William Zorach emigrated from Lithuania to Cleveland, Ohio, with his family in 1892. At the age of thirteen, he was encouraged by a teacher to take lithography classes at the Cleveland School of Art in the evenings, and soon after, he began to apprentice at a Cleveland lithography company. By 1907, the young artist had saved enough money to move to New York in order to study at the National Academy of Design.

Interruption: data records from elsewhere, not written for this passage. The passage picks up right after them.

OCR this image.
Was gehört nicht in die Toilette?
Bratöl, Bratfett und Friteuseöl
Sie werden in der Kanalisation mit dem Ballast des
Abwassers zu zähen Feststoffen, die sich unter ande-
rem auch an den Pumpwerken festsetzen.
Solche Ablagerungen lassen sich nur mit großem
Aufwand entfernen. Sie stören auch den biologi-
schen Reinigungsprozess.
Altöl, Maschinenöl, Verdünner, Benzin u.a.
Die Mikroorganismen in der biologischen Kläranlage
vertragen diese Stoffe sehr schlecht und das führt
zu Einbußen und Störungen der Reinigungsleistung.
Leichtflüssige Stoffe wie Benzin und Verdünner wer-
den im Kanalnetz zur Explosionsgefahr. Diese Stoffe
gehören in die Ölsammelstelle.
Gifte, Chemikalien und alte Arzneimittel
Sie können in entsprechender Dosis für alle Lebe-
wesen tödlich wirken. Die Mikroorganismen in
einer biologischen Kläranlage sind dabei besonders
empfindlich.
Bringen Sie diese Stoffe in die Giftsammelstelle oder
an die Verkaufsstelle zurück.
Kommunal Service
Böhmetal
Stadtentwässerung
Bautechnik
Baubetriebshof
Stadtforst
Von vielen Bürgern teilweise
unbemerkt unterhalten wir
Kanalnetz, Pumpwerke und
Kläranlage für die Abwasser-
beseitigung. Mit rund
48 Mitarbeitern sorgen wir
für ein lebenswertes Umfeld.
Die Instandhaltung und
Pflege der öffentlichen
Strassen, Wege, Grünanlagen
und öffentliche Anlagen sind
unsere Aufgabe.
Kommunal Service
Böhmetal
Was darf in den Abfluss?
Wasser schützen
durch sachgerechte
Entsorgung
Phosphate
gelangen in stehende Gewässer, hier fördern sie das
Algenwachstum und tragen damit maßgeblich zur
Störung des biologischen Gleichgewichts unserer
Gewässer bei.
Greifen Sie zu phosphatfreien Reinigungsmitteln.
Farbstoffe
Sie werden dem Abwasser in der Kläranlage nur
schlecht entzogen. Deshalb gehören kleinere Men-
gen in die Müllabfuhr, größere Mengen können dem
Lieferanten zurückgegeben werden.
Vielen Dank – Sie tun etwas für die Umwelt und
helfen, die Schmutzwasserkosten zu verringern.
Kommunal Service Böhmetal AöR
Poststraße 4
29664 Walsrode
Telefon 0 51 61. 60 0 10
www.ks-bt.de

In 1910, Zorach traveled to Paris, where he studied under Jacques-Emile Blanche at La Palette and where several of his paintings were included in the 1911 Salon d’Automne, the annual exhibition for young artists. While there, he was exposed to Cubism and Fauvism that greatly influenced his work as well as that of California artist Marguerite Thompson. The two married when they returned to New York in 1912, and both their works were included in the landmark Armory Show of 1913 as well as in the important 1916 Forum Exhibition of Modern American Painters at the Anderson Galleries. From 1915-1917, William and Marguerite had three exhibitions together at the Daniel Gallery, and William also showed at the Whitney Studio Club and the Society of Independent Artists. Their time in Paris, inclusion in the Armory and Forum exhibitions, and friendship with the artist Max Weber, whom they met in 1915, contributed to the influence of Cubism on both artists’ work, allowing the exploration of Abstraction and manipulation of form and perspective.

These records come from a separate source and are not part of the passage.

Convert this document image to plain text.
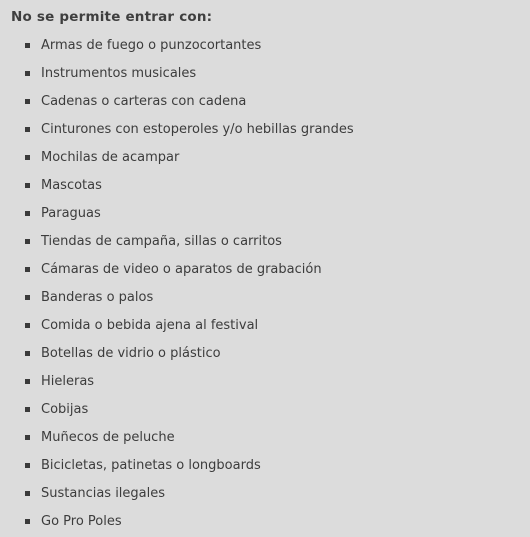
No se permite entrar con:

Armas de fuego o punzocortantes
Instrumentos musicales
Cadenas o carteras con cadena
Cinturones con estoperoles y/o hebillas grandes
Mochilas de acampar
Mascotas
Paraguas
Tiendas de campaña, sillas o carritos
Cámaras de video o aparatos de grabación
Banderas o palos
Comida o bebida ajena al festival
Botellas de vidrio o plástico
Hieleras
Cobijas
Muñecos de peluche
Bicicletas, patinetas o longboards
Sustancias ilegales
Go Pro Poles
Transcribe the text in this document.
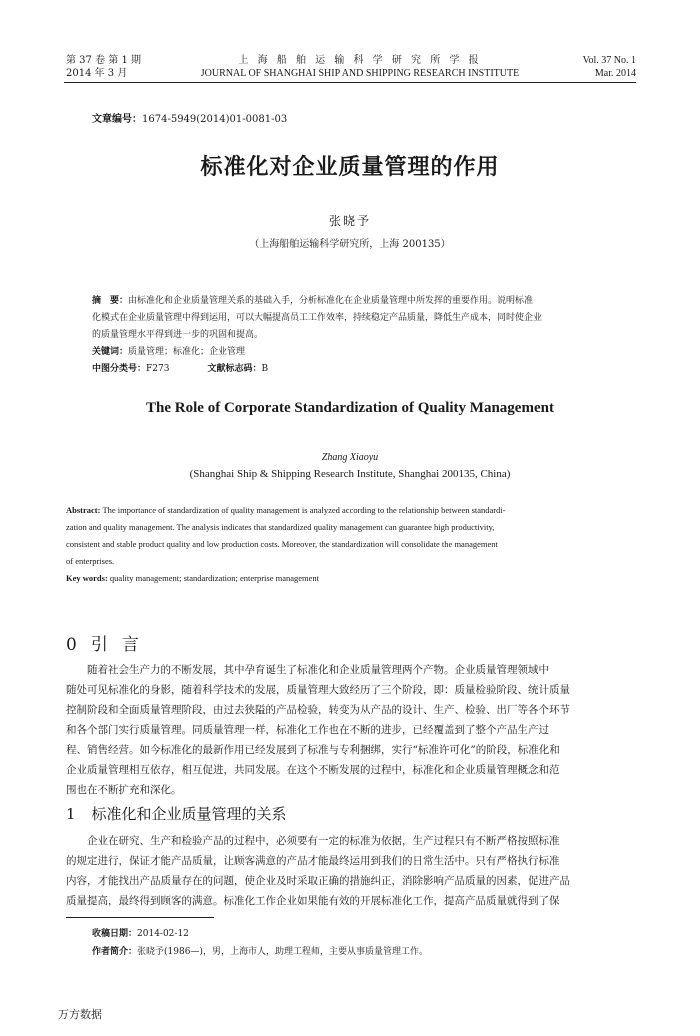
第 37 卷 第 1 期
2014 年 3 月
上 海 船 舶 运 输 科 学 研 究 所 学 报
JOURNAL OF SHANGHAI SHIP AND SHIPPING RESEARCH INSTITUTE
Vol. 37 No. 1
Mar. 2014
文章编号：1674-5949(2014)01-0081-03
标准化对企业质量管理的作用
张晓予
（上海船舶运输科学研究所，上海 200135）
摘　要：由标准化和企业质量管理关系的基础入手，分析标准化在企业质量管理中所发挥的重要作用。说明标准
化模式在企业质量管理中得到运用，可以大幅提高员工工作效率，持续稳定产品质量，降低生产成本，同时使企业
的质量管理水平得到进一步的巩固和提高。
关键词：质量管理；标准化；企业管理
中图分类号：F273	文献标志码：B
The Role of Corporate Standardization of Quality Management
Zhang Xiaoyu
(Shanghai Ship & Shipping Research Institute, Shanghai 200135, China)
Abstract: The importance of standardization of quality management is analyzed according to the relationship between standardi-
zation and quality management. The analysis indicates that standardized quality management can guarantee high productivity,
consistent and stable product quality and low production costs. Moreover, the standardization will consolidate the management
of enterprises.
Key words: quality management; standardization; enterprise management
0 引言
随着社会生产力的不断发展，其中孕育诞生了标准化和企业质量管理两个产物。企业质量管理领域中
随处可见标准化的身影，随着科学技术的发展，质量管理大致经历了三个阶段，即：质量检验阶段、统计质量
控制阶段和全面质量管理阶段，由过去狭隘的产品检验，转变为从产品的设计、生产、检验、出厂等各个环节
和各个部门实行质量管理。同质量管理一样，标准化工作也在不断的进步，已经覆盖到了整个产品生产过
程、销售经营。如今标准化的最新作用已经发展到了标准与专利捆绑，实行“标准许可化”的阶段，标准化和
企业质量管理相互依存，相互促进，共同发展。在这个不断发展的过程中，标准化和企业质量管理概念和范
围也在不断扩充和深化。
1 标准化和企业质量管理的关系
企业在研究、生产和检验产品的过程中，必须要有一定的标准为依据，生产过程只有不断严格按照标准
的规定进行，保证才能产品质量，让顾客满意的产品才能最终运用到我们的日常生活中。只有严格执行标准
内容，才能找出产品质量存在的问题，使企业及时采取正确的措施纠正，消除影响产品质量的因素，促进产品
质量提高，最终得到顾客的满意。标准化工作企业如果能有效的开展标准化工作，提高产品质量就得到了保
收稿日期：2014-02-12
作者简介：张晓予(1986—)，男，上海市人，助理工程师，主要从事质量管理工作。
万方数据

In 1922, William began to focus his time and efforts on sculpture, transitioning his interest in Abstract and Cubist forms from painting to three-dimensional wood, stone, and bronze objects.

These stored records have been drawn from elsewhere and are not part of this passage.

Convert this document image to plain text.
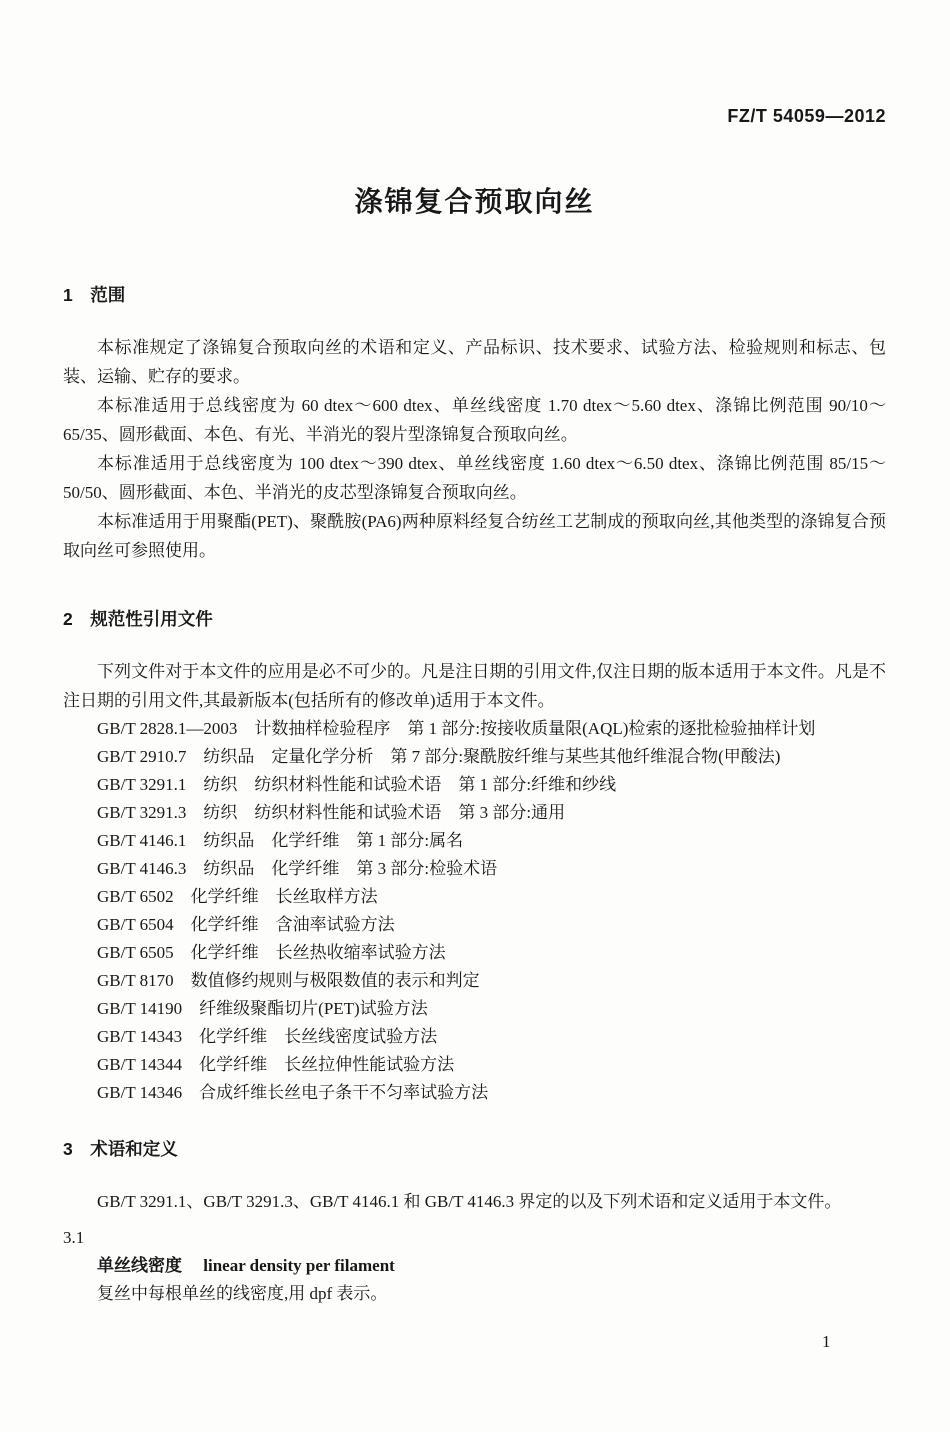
FZ/T 54059—2012
涤锦复合预取向丝
1　范围

本标准规定了涤锦复合预取向丝的术语和定义、产品标识、技术要求、试验方法、检验规则和标志、包装、运输、贮存的要求。

本标准适用于总线密度为 60 dtex～600 dtex、单丝线密度 1.70 dtex～5.60 dtex、涤锦比例范围 90/10～65/35、圆形截面、本色、有光、半消光的裂片型涤锦复合预取向丝。

本标准适用于总线密度为 100 dtex～390 dtex、单丝线密度 1.60 dtex～6.50 dtex、涤锦比例范围 85/15～50/50、圆形截面、本色、半消光的皮芯型涤锦复合预取向丝。

本标准适用于用聚酯(PET)、聚酰胺(PA6)两种原料经复合纺丝工艺制成的预取向丝,其他类型的涤锦复合预取向丝可参照使用。

2　规范性引用文件

下列文件对于本文件的应用是必不可少的。凡是注日期的引用文件,仅注日期的版本适用于本文件。凡是不注日期的引用文件,其最新版本(包括所有的修改单)适用于本文件。

GB/T 2828.1—2003　计数抽样检验程序　第 1 部分:按接收质量限(AQL)检索的逐批检验抽样计划

GB/T 2910.7　纺织品　定量化学分析　第 7 部分:聚酰胺纤维与某些其他纤维混合物(甲酸法)

GB/T 3291.1　纺织　纺织材料性能和试验术语　第 1 部分:纤维和纱线

GB/T 3291.3　纺织　纺织材料性能和试验术语　第 3 部分:通用

GB/T 4146.1　纺织品　化学纤维　第 1 部分:属名

GB/T 4146.3　纺织品　化学纤维　第 3 部分:检验术语

GB/T 6502　化学纤维　长丝取样方法

GB/T 6504　化学纤维　含油率试验方法

GB/T 6505　化学纤维　长丝热收缩率试验方法

GB/T 8170　数值修约规则与极限数值的表示和判定

GB/T 14190　纤维级聚酯切片(PET)试验方法

GB/T 14343　化学纤维　长丝线密度试验方法

GB/T 14344　化学纤维　长丝拉伸性能试验方法

GB/T 14346　合成纤维长丝电子条干不匀率试验方法

3　术语和定义

GB/T 3291.1、GB/T 3291.3、GB/T 4146.1 和 GB/T 4146.3 界定的以及下列术语和定义适用于本文件。

3.1

单丝线密度 linear density per filament

复丝中每根单丝的线密度,用 dpf 表示。

1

He was soon recognized as one of the country’s premier sculptors, honored with multiple commissions throughout the country and exhibitions at the Art Institute of Chicago, the Dallas Museum of Fine Art, the McNay Art Museum, and the Whitney Museum of American Art. In 2017, Zorach was included in A New American Sculpture, 1914-1945: Lachaise, Laurent, Nadelman, and Zorach at the Portland Museum of Art and the Amon Carter Museum of American Art.